Fome, geladeira vazia, panelas secas, incerteza e desespero. Esse é o dia a dia da potiguar Angélica Guimarães, que tem três filhos e está desempregada.
“Meu armário está sem nada. Eu vivo com a ajuda de vizinhos. Têm dias que a minha filha pede um pão e eu não tenho para dar. Sou eu sozinha para pagar aluguel, luz, remédio, comida… agora minha mãe veio morar comigo, e ela tem diabetes. Só Jesus sabe o que eu estou passando”, contou, desesperada, a dona de casa.
O aposentado Reginaldo Teixeira vendeu picolé durante 34 anos em Natal. Hoje ele é catador de material reciclável, vive em situação de rua e todas as noites é assistido por voluntários que distribuem comida na capital potiguar. “Eu durmo na casa de um parente, mas toda noite venho para a fila do ‘sopão’. Eu tenho prestado atenção e o número de pessoas pedindo ajuda aumentou muito. Tem vezes que a fila aqui fica tão grande que não dá para todo mundo”, relatou.
Edileuza Faustino, mais conhecida como Edi, mora em Parnamirim e frequentemente ajuda pessoas em situação de vulnerabilidade. Ela relata que a demanda só aumenta. “Aqui em Parnamirim tem muitas pessoas passando necessidades. Eu e minhas irmãs sempre fazemos cestas para as igrejas, mas muita gente vem bater na minha porta pedindo ajuda”, contou.
A fome está sendo realidade para 33,1 milhões de brasileiros atualmente e está avançando cada vez mais rápido pelo Brasil. No final de 2020, 19,1 milhões de pessoas conviviam com ela no país, ou seja, 14 milhões a menos que em 2022. O número atual, que equivale a 15,5% da população, quase dobrou em dois anos.
Os dados são do 2º Inquérito Nacional sobre Insegurança Alimentar no Contexto da Pandemia da Covid-19 no Brasil, realizado pela Rede Brasileira de Pesquisa em Soberania e Segurança Alimentar e Nutricional (Rede PENSSAN) em parceria com seis entidades e ONGs.
A crise provocada pela pandemia da covid-19 está diretamente relacionada ao avanço, ainda maior, da fome nos últimos dois anos. É o que afirma Ana Maria Segall, médica epidemiologista e pesquisadora da Rede PENSSAN.

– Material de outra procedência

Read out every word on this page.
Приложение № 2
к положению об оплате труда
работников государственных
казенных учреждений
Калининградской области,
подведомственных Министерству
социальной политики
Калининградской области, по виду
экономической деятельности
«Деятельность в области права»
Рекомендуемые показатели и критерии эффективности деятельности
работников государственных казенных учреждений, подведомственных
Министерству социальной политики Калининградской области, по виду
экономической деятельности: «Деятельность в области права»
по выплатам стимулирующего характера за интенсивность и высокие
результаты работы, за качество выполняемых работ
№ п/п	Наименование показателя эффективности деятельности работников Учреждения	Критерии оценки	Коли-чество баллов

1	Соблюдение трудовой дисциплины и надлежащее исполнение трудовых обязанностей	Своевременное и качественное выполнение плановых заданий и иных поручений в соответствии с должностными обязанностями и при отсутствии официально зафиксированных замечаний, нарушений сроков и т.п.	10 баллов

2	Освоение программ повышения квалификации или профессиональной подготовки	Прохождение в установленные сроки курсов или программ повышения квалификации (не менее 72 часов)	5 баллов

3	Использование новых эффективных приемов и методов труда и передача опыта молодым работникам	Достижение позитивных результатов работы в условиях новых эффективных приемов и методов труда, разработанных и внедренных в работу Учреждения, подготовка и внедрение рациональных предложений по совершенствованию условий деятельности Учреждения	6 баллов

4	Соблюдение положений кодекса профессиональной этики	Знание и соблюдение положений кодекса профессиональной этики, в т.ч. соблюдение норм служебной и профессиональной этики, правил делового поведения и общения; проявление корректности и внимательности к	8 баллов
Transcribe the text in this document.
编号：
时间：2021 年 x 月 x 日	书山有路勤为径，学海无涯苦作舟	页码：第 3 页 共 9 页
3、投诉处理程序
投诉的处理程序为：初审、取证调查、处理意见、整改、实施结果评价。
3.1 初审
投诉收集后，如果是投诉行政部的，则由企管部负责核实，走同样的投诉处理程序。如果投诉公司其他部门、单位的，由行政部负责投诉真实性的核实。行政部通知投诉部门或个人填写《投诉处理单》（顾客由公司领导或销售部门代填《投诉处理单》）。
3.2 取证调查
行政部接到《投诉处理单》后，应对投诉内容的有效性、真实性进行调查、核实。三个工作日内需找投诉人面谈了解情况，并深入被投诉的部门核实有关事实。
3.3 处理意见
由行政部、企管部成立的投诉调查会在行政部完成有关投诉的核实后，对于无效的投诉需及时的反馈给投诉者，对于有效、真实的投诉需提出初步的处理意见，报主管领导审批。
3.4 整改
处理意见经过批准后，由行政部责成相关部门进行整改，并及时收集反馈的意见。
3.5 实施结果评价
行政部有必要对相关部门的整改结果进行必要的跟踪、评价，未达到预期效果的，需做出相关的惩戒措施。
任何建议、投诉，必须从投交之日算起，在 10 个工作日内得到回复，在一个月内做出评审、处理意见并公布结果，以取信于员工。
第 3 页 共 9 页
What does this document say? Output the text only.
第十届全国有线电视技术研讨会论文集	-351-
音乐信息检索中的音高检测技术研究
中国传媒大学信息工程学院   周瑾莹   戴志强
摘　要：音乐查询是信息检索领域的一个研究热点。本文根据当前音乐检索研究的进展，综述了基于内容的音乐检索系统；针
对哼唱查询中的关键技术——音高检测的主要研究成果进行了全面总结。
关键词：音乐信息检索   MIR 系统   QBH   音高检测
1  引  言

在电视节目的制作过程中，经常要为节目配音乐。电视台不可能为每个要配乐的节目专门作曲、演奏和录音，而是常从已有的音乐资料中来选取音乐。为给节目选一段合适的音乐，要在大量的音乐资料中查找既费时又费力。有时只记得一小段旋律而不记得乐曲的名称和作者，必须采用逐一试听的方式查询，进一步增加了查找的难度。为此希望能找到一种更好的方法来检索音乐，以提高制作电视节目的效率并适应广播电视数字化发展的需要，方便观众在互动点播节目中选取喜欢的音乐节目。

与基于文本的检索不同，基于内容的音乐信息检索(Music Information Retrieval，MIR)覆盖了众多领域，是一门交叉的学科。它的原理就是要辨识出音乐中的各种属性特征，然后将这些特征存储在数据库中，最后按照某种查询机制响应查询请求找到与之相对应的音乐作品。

“A pandemia surge neste contexto de aumento da pobreza e da miséria, e traz ainda mais desamparo e sofrimento. Os caminhos escolhidos para a política econômica e a gestão inconsequente da pandemia só poderiam levar ao aumento ainda mais escandaloso da desigualdade social e da fome no nosso país”, apontou.
De acordo com Gllauco Smith, sociólogo e professor do Instituto Federal do Rio Grande do Norte (IFRN), essa problemática da fome não é algo conjuntural, mas sim estrutural. “Em se tratando de Brasil, particularmente, tem a ver com nossas raízes, com nosso substrato socioeconômico, marcado por agudas desigualdades de todas as ordens: crescemos, como povo brasileiro, sob os alicerces de um projeto econômico produtor de famintos. E isso decorreu, e ainda decorre, das assimétricas relações sociais pelas quais a distribuição da riqueza social é absurdamente desigual, excludente e, por isso mesmo, injusta em seu âmago. Trata-se de uma força social que desintegra a organização social, deixando-a patológica. A fome é, assim, ao mesmo tempo, sintoma e patologia de uma sociedade que já se ergueu doente”, afirmou.
Ele ainda pontuou que a pandemia da covid-19 acentuou a exclusão social já existente no país. “Esse numeroso contingente populacional é composto, sobremaneira, por pobres. E pobres que não estão somente sob risco alimentar, mas, principalmente, que não têm o que comer. Trinta milhões de famintos é a face mais desumana do descaso humano em relação a outros humanos”, lamentou o sociólogo.
A única solução para a atual situação de fome no país, segundo Gllauco, seria a criação de políticas públicas efetivas voltadas para o enfrentamento desse cenário. “Quando falo em enfrentamento, me refiro a uma atuação estatal de curto, de médio e de longo alcance, porque não adianta socorrer agora e esquecer depois. É preciso entender que a fome, assim como outros problemas a ela relacionados, devem ser alvos de políticas públicas permanentes, especialmente no Brasil, país de persistentes antagonismos sociais”, finalizou o professor.